The principle CLAS standard states that healthcare providers should “provide effective, equitable, understandable, and respectful quality care and services” (U.S Department of Health and Human Services CLAS Standards).  The principle AOTA standards consist of “beneficence, nonmaleficence, autonomy, justice, veracity, and fidelity” (American Occupational Therapy Association Code of Ethics) or in simpler terms healthcare that keeps the patient’s welfare, safety, and sense of self; as well as equity, accuracy, and commitment to the cause of making a person better in mind.  These core values are very similar and promote the same things.  Another similarity is the emphasis in both standards on checking to make sure the healthcare being provided is the best it can be.  In the CLAS standards, standards 10-15 focus on reassessing and improving on healthcare that is being provided.  Within every one of the core standards of the AOTA, there is an additional standard that discusses reassessing the therapy being given multiple times and always rechecking with the patient to be sure that they are still okay with the care they are receiving. 

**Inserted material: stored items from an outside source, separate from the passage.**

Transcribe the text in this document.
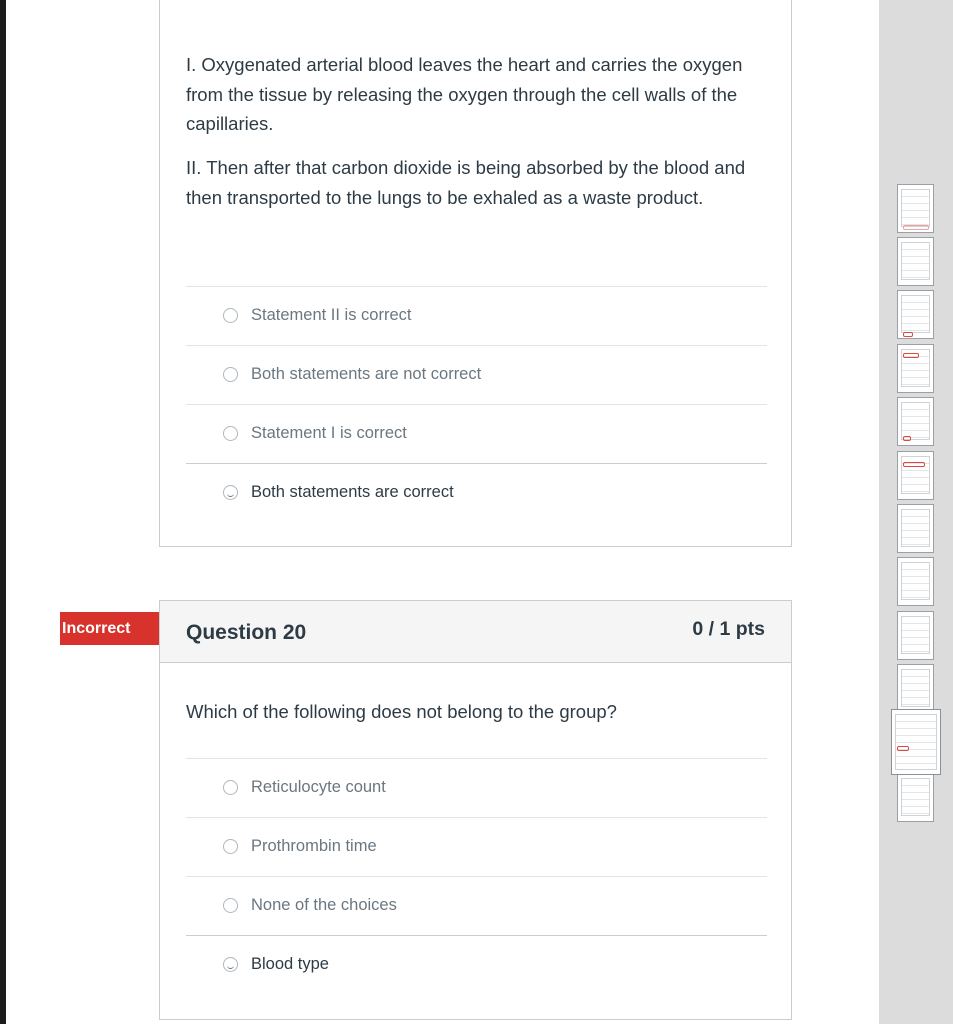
I. Oxygenated arterial blood leaves the heart and carries the oxygen from the tissue by releasing the oxygen through the cell walls of the capillaries.

II. Then after that carbon dioxide is being absorbed by the blood and then transported to the lungs to be exhaled as a waste product.

Statement II is correct
Both statements are not correct
Statement I is correct
Both statements are correct
Incorrect	Question 20	0 / 1 pts
Which of the following does not belong to the group?
Reticulocyte count
Prothrombin time
None of the choices
Blood type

The big difference between the two standards is the subject matter.  The CLAS standards are very general in order to embody all healthcare professionals and focuses mainly on how to ensure quality communication between professional and patient.  The AOTA standards, however, are extremely specific to occupational therapy and focus more on the quality of care that is being provided and making sure that consent is maintained through the entirety of the therapy procedure.  The similarities in these two standards make a lot of sense as occupational therapists would also abide by the CLAS standards.  The differences also make sense as the occupational therapy field obviously needs a very specific code of ethics of its own.